Last summer, Disney scrubbed the use of “ladies and gentlemen, boys and girls” from its theme parks, and changed its once-strict dress-code policy. Theme park employees now can show up to work with visible tattoos in whatever gender costume they wish.
This past weekend, the company quietly omitted a time-honored speech from its co-founder Walt Disney at Disneyland’s 67th anniversary bash, leaving some to guess it was because of his alleged racist and anti-Semitic views.
Elsewhere, Disney has removed a shrunken head dealer character named “Trader Sam” from Jungle Cruise and gotten rid of the “Take a wench for a bride” scene from the “Pirates of the Caribbean” ride. The scene depicted crying women tied together with ropes.
The moves come as Disney finds itself ensnared in a culture war in Florida over the state’s “Don’t Say Gay” law.
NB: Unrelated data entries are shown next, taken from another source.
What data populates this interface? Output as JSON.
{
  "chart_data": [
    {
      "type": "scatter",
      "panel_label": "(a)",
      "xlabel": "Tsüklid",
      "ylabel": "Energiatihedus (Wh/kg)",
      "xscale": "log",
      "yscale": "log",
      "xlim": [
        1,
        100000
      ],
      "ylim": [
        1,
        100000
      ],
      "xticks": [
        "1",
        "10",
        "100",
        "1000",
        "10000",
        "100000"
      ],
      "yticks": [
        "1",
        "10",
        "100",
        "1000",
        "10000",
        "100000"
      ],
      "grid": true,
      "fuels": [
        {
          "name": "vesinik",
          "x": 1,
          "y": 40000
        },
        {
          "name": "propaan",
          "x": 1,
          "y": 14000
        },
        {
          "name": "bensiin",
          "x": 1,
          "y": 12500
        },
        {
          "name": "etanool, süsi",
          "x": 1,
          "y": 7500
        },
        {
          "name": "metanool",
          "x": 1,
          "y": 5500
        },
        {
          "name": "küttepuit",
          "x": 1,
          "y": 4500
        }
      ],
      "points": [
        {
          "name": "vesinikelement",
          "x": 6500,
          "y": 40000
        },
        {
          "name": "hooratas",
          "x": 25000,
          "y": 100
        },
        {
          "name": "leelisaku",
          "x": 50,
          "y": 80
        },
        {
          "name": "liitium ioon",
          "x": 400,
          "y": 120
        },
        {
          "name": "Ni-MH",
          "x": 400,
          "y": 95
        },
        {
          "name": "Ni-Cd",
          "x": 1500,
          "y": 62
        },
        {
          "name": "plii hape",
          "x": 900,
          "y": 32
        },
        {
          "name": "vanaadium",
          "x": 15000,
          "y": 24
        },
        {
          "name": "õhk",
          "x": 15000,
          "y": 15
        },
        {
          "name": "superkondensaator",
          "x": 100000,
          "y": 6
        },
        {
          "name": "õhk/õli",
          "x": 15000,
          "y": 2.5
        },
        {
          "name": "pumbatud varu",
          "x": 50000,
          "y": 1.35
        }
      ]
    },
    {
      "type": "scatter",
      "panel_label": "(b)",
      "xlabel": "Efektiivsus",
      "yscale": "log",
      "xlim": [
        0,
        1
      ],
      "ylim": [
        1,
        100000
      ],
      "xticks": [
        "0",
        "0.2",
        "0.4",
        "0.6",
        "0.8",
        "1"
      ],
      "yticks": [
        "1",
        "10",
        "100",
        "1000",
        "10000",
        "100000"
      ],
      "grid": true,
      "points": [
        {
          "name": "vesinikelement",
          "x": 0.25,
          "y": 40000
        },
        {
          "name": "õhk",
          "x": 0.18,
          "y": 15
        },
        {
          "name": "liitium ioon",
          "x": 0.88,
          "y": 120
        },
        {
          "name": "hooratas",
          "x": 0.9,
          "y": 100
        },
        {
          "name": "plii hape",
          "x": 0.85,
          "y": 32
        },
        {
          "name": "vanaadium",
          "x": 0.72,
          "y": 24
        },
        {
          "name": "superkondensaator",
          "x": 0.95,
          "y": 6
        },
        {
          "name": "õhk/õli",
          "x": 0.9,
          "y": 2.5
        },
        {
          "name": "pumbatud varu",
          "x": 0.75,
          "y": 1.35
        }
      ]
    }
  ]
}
Earlier this year, Disney CEO Bob Chapek declined to speak out against the Florida law, which bans the discussion of gender identity and sexual orientation for kids in kindergarten through third grade.
The lack of response angered Disney employees, causing Chapek to condemn the legislation, putting him in the crosshairs of Florida Gov. Ron DeSantis.
In response, DeSantis signed a law that would strip Disney’s Florida theme parks of their self-governing status. The law, which was signed in April, dissolves Reedy Creek Improvement District, which operates as an autonomous entity on land straddling Orange and Osceola counties that has the power to levy taxes, build infrastructure, grant licenses and institute its own zoning laws.
The new law dissolving the district doesn’t take effect until June 2023.